The Maasai have had a long history living with lions. To the Maasai, there is nothing is more valuable to their family’s survival than a cow. In the past, when a cow was killed, the Maasai Warriors would organize a lion hunt, to kill the lion as retaliation to it killing the cow. Now, thanks to MWCT’s programs, that cultural tradition of killing lions is transforming to one of saving lions. By knowing more about the lions, MWCT can then impart the information to the community to ultimately reduce human/wildlife conflict.
The lions of Kuku Group Ranch are notoriously shy and tricky. It took our team months to find them and collar them. This is why we have limited photos, and why the information we receive from their collars is so very important. With greater understanding of the lions’ behavior, we are better equipped to protect them in Kuku and beyond. MWCT is a key part of an international consortium of lion researchers, and any information on this rarely spotted population of lions helps all that study lions. When you sponsor a lion, you are helping the lions, the community and so much more!
See What Our Lions Have Been Up To…
THE SIMBA SCOUTS
Lion hunting forms an integral part of Maasai culture. Traditionally young Maasai warriors will kill a lion to prove their manhood and protect the livestock of their pastoral community.
However, lion populations across Africa are declining rapidly due to the loss, degradation and fragmentation of suitable lion habitat, depletion of natural prey base as a result of poaching as well as retaliatory killing of lions due to human wildlife conflict. Even in Kenya, well known for its splendid wildlife, lion numbers have been decreasing rapidly. In the early 1990’s Kenya had 7000 lions and a recent survey (2009) conducted by Kenya Wildlife Serivce showed that there are just over 2000 lions remaining.
For this reason MWCT engages the young Maasai warriors through education and employment to protect lions instead of killing them. 14 young Maasai warriors have been employed as Simba Scouts (Simba meaning lion in Swahili) as part of our species research efforts, to monitor the lions and protect them on Kuku Group Ranch. As for their important position in the Maasai society, they are the best advocates for lion conservation and in the best position to convince their age mates not to kill lions and tell them about the advantages of conserving lions i.e. Revenue from tourism. Furthermore, the lions provide employment to the Maasai community at MWCT and the ecotourism lodge Campi ya Kanzi.

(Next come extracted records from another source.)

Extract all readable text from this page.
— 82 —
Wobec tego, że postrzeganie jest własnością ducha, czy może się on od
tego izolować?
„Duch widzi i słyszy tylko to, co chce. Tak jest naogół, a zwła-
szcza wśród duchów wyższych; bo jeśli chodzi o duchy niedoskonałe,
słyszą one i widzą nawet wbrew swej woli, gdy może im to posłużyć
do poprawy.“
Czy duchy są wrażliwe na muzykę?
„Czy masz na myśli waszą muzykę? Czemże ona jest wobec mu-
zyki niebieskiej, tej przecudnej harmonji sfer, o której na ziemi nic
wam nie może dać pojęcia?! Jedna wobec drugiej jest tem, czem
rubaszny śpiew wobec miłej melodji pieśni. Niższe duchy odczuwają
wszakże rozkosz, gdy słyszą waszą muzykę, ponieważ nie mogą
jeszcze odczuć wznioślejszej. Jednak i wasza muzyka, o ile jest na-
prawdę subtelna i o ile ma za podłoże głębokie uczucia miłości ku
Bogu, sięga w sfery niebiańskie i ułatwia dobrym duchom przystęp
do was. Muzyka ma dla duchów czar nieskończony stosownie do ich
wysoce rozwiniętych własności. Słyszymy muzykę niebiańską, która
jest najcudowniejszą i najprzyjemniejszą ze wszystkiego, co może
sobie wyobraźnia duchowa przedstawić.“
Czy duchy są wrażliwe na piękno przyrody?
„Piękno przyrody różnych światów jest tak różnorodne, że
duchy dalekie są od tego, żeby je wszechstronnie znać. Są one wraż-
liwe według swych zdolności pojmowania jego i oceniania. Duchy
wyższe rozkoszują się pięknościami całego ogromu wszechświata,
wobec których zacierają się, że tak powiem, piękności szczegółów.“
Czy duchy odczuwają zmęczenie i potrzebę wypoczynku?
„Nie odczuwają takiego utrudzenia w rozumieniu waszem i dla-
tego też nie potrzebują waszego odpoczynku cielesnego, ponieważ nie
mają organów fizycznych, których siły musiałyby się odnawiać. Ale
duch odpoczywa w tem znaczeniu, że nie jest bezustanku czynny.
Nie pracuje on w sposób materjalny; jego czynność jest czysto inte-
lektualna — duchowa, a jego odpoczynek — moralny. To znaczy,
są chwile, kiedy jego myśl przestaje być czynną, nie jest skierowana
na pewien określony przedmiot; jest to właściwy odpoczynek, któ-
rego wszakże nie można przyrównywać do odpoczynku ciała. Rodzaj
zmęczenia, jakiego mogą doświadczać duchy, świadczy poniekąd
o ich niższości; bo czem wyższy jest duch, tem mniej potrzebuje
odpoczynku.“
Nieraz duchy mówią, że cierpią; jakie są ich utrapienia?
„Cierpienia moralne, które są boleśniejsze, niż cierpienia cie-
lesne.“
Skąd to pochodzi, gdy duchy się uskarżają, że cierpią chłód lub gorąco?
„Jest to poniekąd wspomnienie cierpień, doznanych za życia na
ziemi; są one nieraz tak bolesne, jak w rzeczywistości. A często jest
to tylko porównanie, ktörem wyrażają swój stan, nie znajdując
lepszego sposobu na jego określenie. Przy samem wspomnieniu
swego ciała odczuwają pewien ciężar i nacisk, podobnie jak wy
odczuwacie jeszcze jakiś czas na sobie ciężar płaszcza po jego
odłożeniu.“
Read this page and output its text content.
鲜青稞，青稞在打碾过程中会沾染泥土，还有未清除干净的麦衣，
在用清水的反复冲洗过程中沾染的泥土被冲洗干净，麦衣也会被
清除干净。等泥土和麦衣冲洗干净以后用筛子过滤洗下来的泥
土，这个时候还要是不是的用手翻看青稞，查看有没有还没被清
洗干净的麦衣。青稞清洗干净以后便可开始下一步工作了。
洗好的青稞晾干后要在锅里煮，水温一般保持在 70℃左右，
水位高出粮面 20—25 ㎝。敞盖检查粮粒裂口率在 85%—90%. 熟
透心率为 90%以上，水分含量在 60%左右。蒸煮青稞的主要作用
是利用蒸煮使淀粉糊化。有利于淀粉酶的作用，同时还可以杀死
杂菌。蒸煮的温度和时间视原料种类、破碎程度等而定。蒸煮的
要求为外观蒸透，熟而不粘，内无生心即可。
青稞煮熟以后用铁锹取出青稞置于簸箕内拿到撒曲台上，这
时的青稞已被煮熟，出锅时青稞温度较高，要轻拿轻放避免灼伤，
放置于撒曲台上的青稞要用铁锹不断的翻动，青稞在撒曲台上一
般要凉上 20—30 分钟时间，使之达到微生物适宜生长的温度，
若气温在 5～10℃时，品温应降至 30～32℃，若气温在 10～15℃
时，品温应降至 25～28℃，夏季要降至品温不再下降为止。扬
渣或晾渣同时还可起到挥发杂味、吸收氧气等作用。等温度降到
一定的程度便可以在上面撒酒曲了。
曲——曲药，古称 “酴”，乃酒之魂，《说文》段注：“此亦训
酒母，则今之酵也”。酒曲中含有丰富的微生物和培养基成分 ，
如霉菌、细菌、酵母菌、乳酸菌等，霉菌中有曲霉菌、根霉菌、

Currently, 4 lions from 4 different prides are collared on Kuku Group Ranch. These collars help the Simba Scouts to track the lions and protect them by informing the community about their presence in grazing areas and avoid livestock predation that may lead to conflict and the retaliatory killing of lions. Furthermore, these collars provide us with valuable information about lion behavior and movements on community land and allow MWCT to better protect lions and their habitat on Kuku Group Ranch.